The land beneath Elm Park lay for centuries within the Manor of Kennington — one of the great surviving medieval manors of south London, belonging to the Duchy of Cornwall. As British History Online records in the Survey of London, the Kennington estate comprised a patchwork of copyhold fields, market gardens, and open pasture that was developed piecemeal from the late 18th century as London’s suburban frontier advanced southward along Kennington Road and Clapham Road.
pre-1800
Duchy farmland
The area forms part of the Duchy of Cornwall’s Manor of Kennington, held as copyhold farmland and market garden.
1750s
Kennington Road laid
Kennington Road is built under the Turnpike Act of 1750–1, opening southern parishes to suburban development.
1852
Common becomes a Park
The Kennington Common Inclosure Act converts the notorious Common into Kennington Park, signalling the area’s transition to respectable suburb.
c. 1850s–70s
Street laid out
Elm Park is built as part of the speculative terrace-building wave spreading through Clapham, SE11.
1855
Metropolitan absorption
Kennington is incorporated into the metropolitan area of London, bringing new vestry governance to the rapidly growing parish.
1965
London Borough formed
The London Government Act creates the London Borough of Lambeth, within which Elm Park SE11 sits today.
Did You Know?
Kennington Common — a short walk from Elm Park — was for over a century one of London’s most feared public execution grounds. As recorded in British History Online’s Survey of London, part of the Common was known as “Gallows Common” and hosted executions of Jacobite rebels in 1745. It was converted to a park only in 1852 — barely a generation before the streets of Clapham around it were built.

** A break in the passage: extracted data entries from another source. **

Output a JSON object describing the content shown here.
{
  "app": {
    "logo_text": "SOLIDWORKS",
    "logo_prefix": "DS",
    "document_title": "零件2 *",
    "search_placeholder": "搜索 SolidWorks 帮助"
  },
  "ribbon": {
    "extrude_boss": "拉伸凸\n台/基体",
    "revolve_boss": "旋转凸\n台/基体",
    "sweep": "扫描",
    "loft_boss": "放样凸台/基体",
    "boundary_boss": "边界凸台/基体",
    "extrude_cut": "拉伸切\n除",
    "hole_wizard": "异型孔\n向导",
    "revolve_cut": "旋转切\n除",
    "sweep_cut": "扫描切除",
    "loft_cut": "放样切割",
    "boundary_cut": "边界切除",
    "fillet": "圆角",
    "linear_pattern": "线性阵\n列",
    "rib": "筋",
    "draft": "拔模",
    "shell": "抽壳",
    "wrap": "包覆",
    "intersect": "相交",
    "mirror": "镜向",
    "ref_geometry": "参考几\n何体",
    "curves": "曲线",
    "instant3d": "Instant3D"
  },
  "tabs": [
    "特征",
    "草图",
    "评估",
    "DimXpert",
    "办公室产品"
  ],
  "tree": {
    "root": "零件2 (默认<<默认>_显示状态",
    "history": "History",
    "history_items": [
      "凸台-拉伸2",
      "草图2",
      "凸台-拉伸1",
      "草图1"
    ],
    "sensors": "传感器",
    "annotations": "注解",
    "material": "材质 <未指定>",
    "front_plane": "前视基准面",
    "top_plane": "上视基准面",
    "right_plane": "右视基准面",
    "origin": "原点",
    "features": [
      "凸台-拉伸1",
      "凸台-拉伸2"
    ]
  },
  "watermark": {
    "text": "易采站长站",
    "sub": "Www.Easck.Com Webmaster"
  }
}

The Survey of London documents how the Duchy copyhold estates were progressively released for building from the late 18th century. Speculative builders took building leases on individual plots, throwing up terraces in the characteristic yellow stock brick of south London. Historic England’s records of the area confirm that the SE11 streetscape’s surviving Victorian terraces represent the rapid residential build-out of formerly agricultural Duchy land throughout the mid-to-late 19th century.
Excavations and surveys conducted by MOLA in the wider Kennington and Clapham area have identified evidence of earlier land-use beneath the Victorian street plan — field boundaries, drainage ditches, and pottery fragments pointing to centuries of agricultural use before the builders arrived. This ground, in other words, had been worked by Manor tenants for generations before a single house stood on Elm Park.